De toda esa marginalidad consustancial a nuestro género, que nos denuncia el poeta universal, y que hoy perdura manifestada de otros modos, porque todo se repite: de Aguedilla, de la tísica, de los niños pobres, de los gitanos, del mendigo portugués, de los niños del casero que no tienen Nacimiento, de Pinito o de los húngaros. Y de las injusticias de todo tiempo y lugar, que te tuvieron a ti también como involuntario protagonista, de una historia que vivió en primera persona tu mentor literario, cuando ya tus facultades te abandonaban para siempre.
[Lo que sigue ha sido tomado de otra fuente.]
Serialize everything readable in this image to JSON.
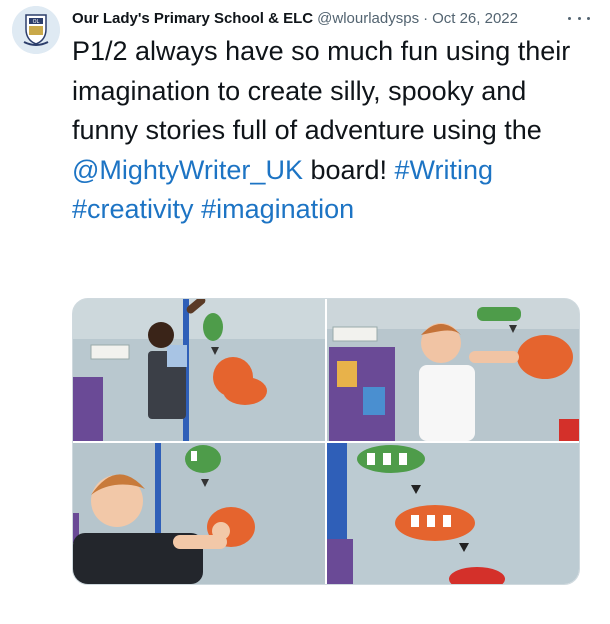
{
  "tweet": {
    "author_name": "Our Lady's Primary School & ELC",
    "handle": "@wlourladysps",
    "separator": "·",
    "date": "Oct 26, 2022",
    "text_plain": "P1/2 always have so much fun using their imagination to create silly, spooky and funny stories full of adventure using the ",
    "mention": "@MightyWriter_UK",
    "text_after_mention": " board! ",
    "hashtags": [
      "#Writing",
      "#creativity",
      "#imagination"
    ]
  },
  "colors": {
    "link": "#1d74c4",
    "secondary_text": "#536471",
    "primary_text": "#0f1419",
    "border": "#cfd9de"
  },
  "icons": {
    "avatar": "school-crest-avatar",
    "more": "more-options-icon"
  },
  "media": {
    "photo_count": 4
  }
}
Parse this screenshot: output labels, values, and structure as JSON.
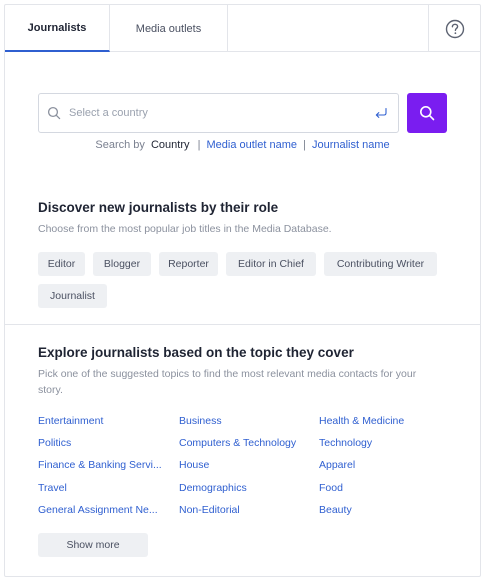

Porque nunca te fuiste de Juan Ramón, de su gran elegía andaluza y del Moguer intemporal que nos dibujó en sus páginas, de la que fuera tu ciudad de adopción. Nunca te fuiste, aunque hoy vuelves más vivo que nunca a caballo de la literatura ilustrada, pero también de tu biografía real. A la silla de una antología de ilustraciones que han recreado tu capítulo y agigantado tu figura literaria; y a la grupa de una breve semblanza vital, tan valiosa y aleccionadora, como desconocida, para recordarnos que se cumplen 180 años de tu venida a este mundo. Porque en realidad, Juan Bautista Darbón Díaz, jamás te irás de tu ciudad de adopción mientras perdure el eco tierno de los rebuznos y del trotecillo alegre de Platero.